Adam Lile

Personal information
- Born: 29 December 1885 Waitara, Taranaki, New Zealand
- Died: 4 September 1954 (aged 68) New Plymouth, New Zealand

Playing information
- Height: 5 ft 11 in (1.80 m)
- Weight: 89 kg (14 st 0 lb)

Rugby union
- Position: Back row
Club
| Years | Team | Pld | T | G | FG | P |
|  | Wellington |  |  |  |  |  |

Rugby league
- Position: Loose forward
Representative
| Years | Team | Pld | T | G | FG | P |
| 1907–09 | New Zealand | 32(6) | 9 | 0 | 0 | 27 |
| 1908 | Wellington | 2 | 0 | 0 | 0 | 0 |
| 1908 | Taranaki | 1 | 0 | 0 | 0 | 0 |
- Source:

= Adam Lile =

New Zealand rugby league footballer

Adam "Addie" Lile (1885–1954) was a New Zealand rugby footballer who was part of the professional 1907–1908 New Zealand rugby tour of Great Britain.

==Early years==
Originally from Taranaki, Lile enlisted in the Army for the South African War but was sent home from South Africa when it was discovered that he was only 15. Lile remained in the Army and became an Artillery man.

==Rugby union career==
Lile played rugby union for the Oriental club in Wellington alongside Albert Baskiville and was a Wellington representative.
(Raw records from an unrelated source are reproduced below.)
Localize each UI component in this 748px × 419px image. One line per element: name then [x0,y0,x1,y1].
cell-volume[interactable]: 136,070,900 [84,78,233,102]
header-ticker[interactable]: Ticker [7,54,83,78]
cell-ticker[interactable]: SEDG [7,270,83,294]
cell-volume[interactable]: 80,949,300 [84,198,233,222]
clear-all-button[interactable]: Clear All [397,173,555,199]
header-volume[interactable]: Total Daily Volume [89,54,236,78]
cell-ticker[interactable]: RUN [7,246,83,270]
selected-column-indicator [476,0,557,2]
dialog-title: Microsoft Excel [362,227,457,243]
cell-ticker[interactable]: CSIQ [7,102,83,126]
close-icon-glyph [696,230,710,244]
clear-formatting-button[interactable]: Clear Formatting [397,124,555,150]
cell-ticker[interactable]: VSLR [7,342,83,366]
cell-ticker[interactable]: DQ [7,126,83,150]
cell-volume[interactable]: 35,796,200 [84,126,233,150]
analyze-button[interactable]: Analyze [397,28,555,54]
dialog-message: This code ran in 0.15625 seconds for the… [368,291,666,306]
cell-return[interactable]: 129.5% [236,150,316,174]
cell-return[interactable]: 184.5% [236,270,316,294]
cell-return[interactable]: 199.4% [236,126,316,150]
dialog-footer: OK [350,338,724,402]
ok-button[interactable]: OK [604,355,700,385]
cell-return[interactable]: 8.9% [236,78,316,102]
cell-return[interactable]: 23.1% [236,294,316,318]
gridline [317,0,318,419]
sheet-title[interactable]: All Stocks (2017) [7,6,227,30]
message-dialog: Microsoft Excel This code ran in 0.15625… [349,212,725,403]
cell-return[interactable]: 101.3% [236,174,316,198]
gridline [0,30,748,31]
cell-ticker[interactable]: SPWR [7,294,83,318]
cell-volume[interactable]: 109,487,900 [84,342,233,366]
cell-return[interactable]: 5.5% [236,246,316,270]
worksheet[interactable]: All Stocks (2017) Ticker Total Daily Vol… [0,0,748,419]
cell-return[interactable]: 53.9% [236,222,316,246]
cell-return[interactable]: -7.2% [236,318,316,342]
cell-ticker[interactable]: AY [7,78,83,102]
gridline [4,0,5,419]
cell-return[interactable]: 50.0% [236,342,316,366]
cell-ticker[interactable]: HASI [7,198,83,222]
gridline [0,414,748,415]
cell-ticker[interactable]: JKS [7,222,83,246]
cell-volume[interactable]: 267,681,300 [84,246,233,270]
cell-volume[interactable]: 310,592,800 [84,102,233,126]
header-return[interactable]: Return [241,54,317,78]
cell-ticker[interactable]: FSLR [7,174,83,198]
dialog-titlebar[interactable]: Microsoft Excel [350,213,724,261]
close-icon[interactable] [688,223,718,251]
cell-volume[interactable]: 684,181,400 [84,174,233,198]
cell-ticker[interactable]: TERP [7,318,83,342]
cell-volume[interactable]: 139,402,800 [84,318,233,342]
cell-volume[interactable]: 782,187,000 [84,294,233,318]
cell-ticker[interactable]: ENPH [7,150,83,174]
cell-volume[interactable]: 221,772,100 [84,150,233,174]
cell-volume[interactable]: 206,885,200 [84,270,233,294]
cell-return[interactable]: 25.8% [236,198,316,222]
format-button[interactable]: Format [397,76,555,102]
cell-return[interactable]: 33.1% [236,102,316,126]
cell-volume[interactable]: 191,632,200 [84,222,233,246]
Lile was widely regarded as being one of the top 30 players in the country during the 1907 season and he won North Island selection that year.

==Rugby league career==
Lile was selected by Baskiville to be part of the professional All Blacks 1907-1908 tour of Australia and Great Britain. As a result, he received a life ban from the New Zealand Rugby Union. During the tour his background as a soldier proved useful as he often led the team in training drills. While on tour Lile played in three test matches and scored two tries in all tour games.

On his return from the tour Lile was instrumental to the foundation of the Taranaki Rugby League. The team met with immediate success and in the 1909 season defeated both Wellington and Auckland, despite both teams featuring many of his fellow tourists. Lile was the Taranaki player-coach in both the 1908 and 1909 seasons.

Lile was part of the 1909 New Zealand tour of Australia, playing in all three test matches.

==Legacy==
Lile has a street named after him, Adam Lile Drive, in New Plymouth.

The Taranaki Rugby League club trophy is also named the "Lile Shield" in his honour.

In 2008 he was named in the Taranaki Rugby League Team of the Century.

==Personal life==
Adam Lile was born in 1885, the son of Adam Lile (Lisle) and Eliza Dandy. He had 7 siblings. In 1910 he married Ida Alberta Fleet. They had two children, Joyce Ngaere Lile in 1911 and Addie Bernard Lile in 1914.